Pillowcases as evening gowns, fist-sized heart-shaped earrings, fright-wigs and Ancien Regime white make-up and a bride in a satin gimp-mask. It could only be Vivienne Westwood, the only designer to still pull these cunning stunts on a Parisian catwalk and get away with it (just about). For S/S 2011, Dame Westwood followed her usual route - a snippet of proto-environmental propaganda on our chairs, a rag-bag of rag-monger cast-offs on the catwalk and the latest starting show of the season to date (it was a good ninety minutes before her lights dimmed to photographers' cat-calls).

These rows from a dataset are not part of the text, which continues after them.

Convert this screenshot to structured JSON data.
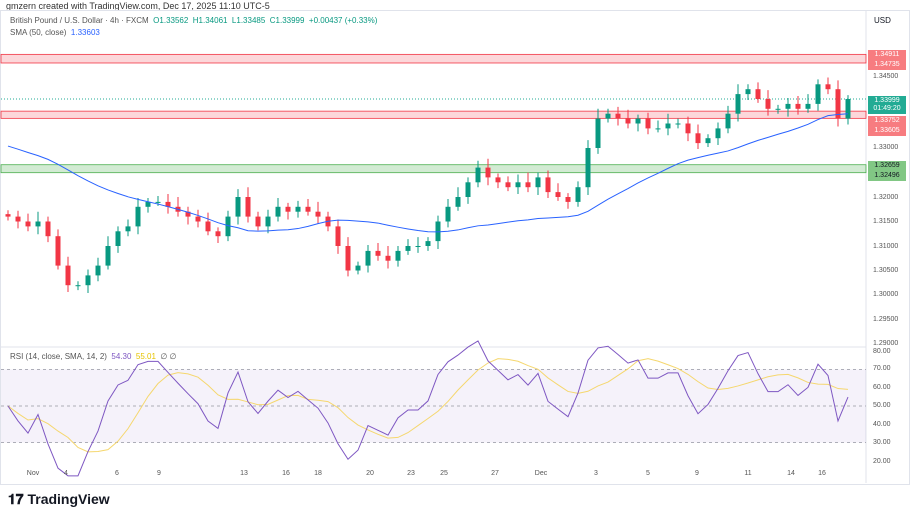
{
  "credit": "gmzern created with TradingView.com, Dec 17, 2025 11:10 UTC-5",
  "legend": {
    "symbol": "British Pound / U.S. Dollar · 4h · FXCM",
    "o": "O1.33562",
    "h": "H1.34061",
    "l": "L1.33485",
    "c": "C1.33999",
    "change": "+0.00437 (+0.33%)",
    "sma_label": "SMA (50, close)",
    "sma_value": "1.33603"
  },
  "rsi_legend": {
    "label": "RSI (14, close, SMA, 14, 2)",
    "rsi": "54.30",
    "sma": "55.01",
    "extra": "∅ ∅"
  },
  "currency": "USD",
  "price_ticks": [
    "1.34500",
    "1.33000",
    "1.32000",
    "1.31500",
    "1.31000",
    "1.30500",
    "1.30000",
    "1.29500",
    "1.29000"
  ],
  "rsi_ticks": [
    "80.00",
    "70.00",
    "60.00",
    "50.00",
    "40.00",
    "30.00",
    "20.00"
  ],
  "price_labels": {
    "zone1_top": "1.34911",
    "zone1_bottom": "1.34735",
    "current": "1.33999",
    "countdown": "01:49:20",
    "zone2_top": "1.33752",
    "zone2_bottom": "1.33605",
    "zone3_top": "1.32659",
    "zone3_bottom": "1.32496"
  },
  "x_labels": [
    "Nov",
    "4",
    "6",
    "9",
    "13",
    "16",
    "18",
    "20",
    "23",
    "25",
    "27",
    "Dec",
    "3",
    "5",
    "9",
    "11",
    "14",
    "16"
  ],
  "logo": "TradingView",
  "colors": {
    "up": "#089981",
    "down": "#f23645",
    "sma": "#2962ff",
    "rsi": "#7e57c2",
    "rsi_sma": "#f5d76e",
    "resistance": "#f23645",
    "support": "#089981"
  },
  "chart_data": {
    "type": "candlestick",
    "closes": [
      1.316,
      1.315,
      1.314,
      1.315,
      1.312,
      1.306,
      1.302,
      1.302,
      1.304,
      1.306,
      1.31,
      1.313,
      1.314,
      1.318,
      1.319,
      1.319,
      1.318,
      1.317,
      1.316,
      1.315,
      1.313,
      1.312,
      1.316,
      1.32,
      1.316,
      1.314,
      1.316,
      1.318,
      1.317,
      1.318,
      1.317,
      1.316,
      1.314,
      1.31,
      1.305,
      1.306,
      1.309,
      1.308,
      1.307,
      1.309,
      1.31,
      1.31,
      1.311,
      1.315,
      1.318,
      1.32,
      1.323,
      1.326,
      1.324,
      1.323,
      1.322,
      1.323,
      1.322,
      1.324,
      1.321,
      1.32,
      1.319,
      1.322,
      1.33,
      1.336,
      1.337,
      1.336,
      1.335,
      1.336,
      1.334,
      1.334,
      1.335,
      1.335,
      1.333,
      1.331,
      1.332,
      1.334,
      1.337,
      1.341,
      1.342,
      1.34,
      1.338,
      1.338,
      1.339,
      1.338,
      1.339,
      1.343,
      1.342,
      1.336,
      1.34
    ],
    "zones": [
      [
        1.34735,
        1.34911
      ],
      [
        1.33605,
        1.33752
      ],
      [
        1.32496,
        1.32659
      ]
    ],
    "ylim": [
      1.29,
      1.352
    ],
    "rsi_ylim": [
      20,
      80
    ]
  }
}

That said, this didn't feel quite as wayward and haphazard as the usual Westwood romp. In amongst the crazy-lady clash of multicoloured checks, stripes and 'FRAGILE' tape rendered as triple loop-around belts, there were actually some wearable clothes. God knows what the reference points for Westwood and her team were this season, besides her own back catalogue, of course. Then again, her philosophy these days is 'buy less, buy well, wear again and again', so it makes sense for her recycle her own back-catalogue. These season, her team alighted on a fair few busty wench dresses from her late eighties collections, cut in brown and blue taffeta like Gainsborough heroines. Pucked suiting felt more recent, as did boxy tailoring, but both did good service on the catwalk without frightening the horses. Those odd silk fetish masks did that - but even they couldn't distract from the fact that they were strapped up over some serviceable summer suiting, with shorts and an unstructured blazer. T-shirt dresses splashed with gaudy prints were perhaps too unstructured, as were the evening dresses - signature ruches and bunched once again resembling nothing less than a bolt of fabric pulled out and precariously tacked into shape around the figure.
Throw in some tribal face paint, a few glittery jewel-crusted jackets and Dame Viv herself working the catwalk like a supermodel to a rousing ovation - which, one must confess, was only in part out of a sense of duty to her legacy - and there you have it. Your basic Vivienne Westwood Gold Label show these days. No thrills, no spills, no surprise.